Can somebody tell an algorithm for finding the smallest missing number in the list.
numList is a java list having numbers like
7896890003
7896890002
7896890000
Here the result should be 7896890001
list is allways in decending order.
The first 6 numbers of each number in the list are same which is "789689"
Iterator it = numList.iterator();
while (it.hasNext()) {
?
}
It should look like this
int previous;
Iterator it = numList.iterator();
if (it.hasNext()) {
int missing = 0;
previous = it.next();
while(it.hasNext()) {
int current = it.next();
if (previous - current > 1)
missing = current + 1;
}
if (missing != 0)
System.out.println("Smallest missing is " + missing);
else
System.out.println("No number missing");
} else {
System.out.println("Empty list");
}
It would be faster if you could traverse the list in reverse order and stop after you find the first missing.
Thanks for posting the algorithm,
one thing which i noticed was that
var
previous=it.next();
gives compilation error saying that incompatible type
found: java.lang.Object
required: int
changing it to
previous = Integer.parseInt(it.next().toString());
helps.
> It would be faster if you could traverse the list in
> reverse order and stop after you find the first
> missing.
if (numList.size < 1) return 7896890000;
ListIterator it = numList.listIterator(numList.size() - 1);
int previous = 7896889999;
while (it.hasPrevious()) {
int num = Integer.parseInt((String) it.previous());
if (num - previous > 1) return previous + 1;
previous = num;
}
return previous + 1;
> If you had an array or other type of RandomAccess,
> you could even use a binary search.
I'll elaborate on that.
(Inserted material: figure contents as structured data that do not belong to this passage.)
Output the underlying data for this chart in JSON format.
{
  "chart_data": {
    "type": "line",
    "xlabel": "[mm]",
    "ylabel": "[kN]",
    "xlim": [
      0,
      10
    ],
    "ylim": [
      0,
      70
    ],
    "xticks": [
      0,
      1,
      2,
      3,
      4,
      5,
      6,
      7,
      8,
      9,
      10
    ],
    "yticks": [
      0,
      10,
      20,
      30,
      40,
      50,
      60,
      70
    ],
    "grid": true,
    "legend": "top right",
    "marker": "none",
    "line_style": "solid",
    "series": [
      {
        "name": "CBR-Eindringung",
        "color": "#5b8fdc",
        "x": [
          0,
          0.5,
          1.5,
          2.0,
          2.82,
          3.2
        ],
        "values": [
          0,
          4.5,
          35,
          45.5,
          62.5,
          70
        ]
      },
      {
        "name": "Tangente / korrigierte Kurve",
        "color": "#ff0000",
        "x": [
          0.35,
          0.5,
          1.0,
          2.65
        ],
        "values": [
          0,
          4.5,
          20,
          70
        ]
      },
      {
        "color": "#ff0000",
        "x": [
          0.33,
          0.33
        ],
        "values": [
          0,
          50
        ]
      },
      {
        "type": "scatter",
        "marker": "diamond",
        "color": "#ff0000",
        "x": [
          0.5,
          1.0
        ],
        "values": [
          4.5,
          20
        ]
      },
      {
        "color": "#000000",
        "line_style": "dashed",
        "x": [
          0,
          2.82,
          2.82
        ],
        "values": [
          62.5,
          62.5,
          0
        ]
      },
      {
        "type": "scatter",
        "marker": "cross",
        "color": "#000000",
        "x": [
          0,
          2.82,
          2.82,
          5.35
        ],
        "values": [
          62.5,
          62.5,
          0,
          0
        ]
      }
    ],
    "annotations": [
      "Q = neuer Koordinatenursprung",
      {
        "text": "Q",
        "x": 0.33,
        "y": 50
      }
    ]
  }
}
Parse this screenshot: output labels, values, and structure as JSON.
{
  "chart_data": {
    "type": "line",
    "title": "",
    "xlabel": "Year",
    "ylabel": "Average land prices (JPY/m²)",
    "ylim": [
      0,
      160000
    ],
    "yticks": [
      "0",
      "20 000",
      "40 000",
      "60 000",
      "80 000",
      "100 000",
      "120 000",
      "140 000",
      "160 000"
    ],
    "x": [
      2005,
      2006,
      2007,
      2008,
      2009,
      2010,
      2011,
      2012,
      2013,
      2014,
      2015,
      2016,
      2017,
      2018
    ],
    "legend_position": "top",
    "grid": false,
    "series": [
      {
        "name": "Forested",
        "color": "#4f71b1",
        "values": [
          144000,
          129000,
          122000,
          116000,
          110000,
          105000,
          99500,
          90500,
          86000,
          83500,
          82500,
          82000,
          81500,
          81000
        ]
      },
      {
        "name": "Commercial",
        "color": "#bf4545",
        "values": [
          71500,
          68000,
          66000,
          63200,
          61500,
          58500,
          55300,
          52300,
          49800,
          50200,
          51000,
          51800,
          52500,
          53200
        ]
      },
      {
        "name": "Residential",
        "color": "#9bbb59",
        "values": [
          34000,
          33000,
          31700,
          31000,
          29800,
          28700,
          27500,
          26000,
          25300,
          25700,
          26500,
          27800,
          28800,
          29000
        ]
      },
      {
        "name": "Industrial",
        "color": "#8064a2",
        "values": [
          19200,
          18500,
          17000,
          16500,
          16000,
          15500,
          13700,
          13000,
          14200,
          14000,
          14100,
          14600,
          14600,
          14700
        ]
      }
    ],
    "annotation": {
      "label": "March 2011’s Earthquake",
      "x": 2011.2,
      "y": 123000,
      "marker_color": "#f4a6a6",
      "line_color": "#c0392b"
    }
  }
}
If you did have an array, then you would have the value at the last index position, which would be the smallest value. You could then sample the middle of the array. You know what the middle value should be.
If the actual number is different, then you know between [n/2, n) there is a number missing. Then you could sample (n + n/2) /2 aand do the same logic.
If the actual number is the same, then you need to search between [0, n/2) to verify all those numbers are there.
A slight optimation would be to see if any numbers were missing.
if (arr[0] + 1 - arr[n-1]) == n) then no numbers are missing (and no need to search). This assumes the numbers are strictly increasing.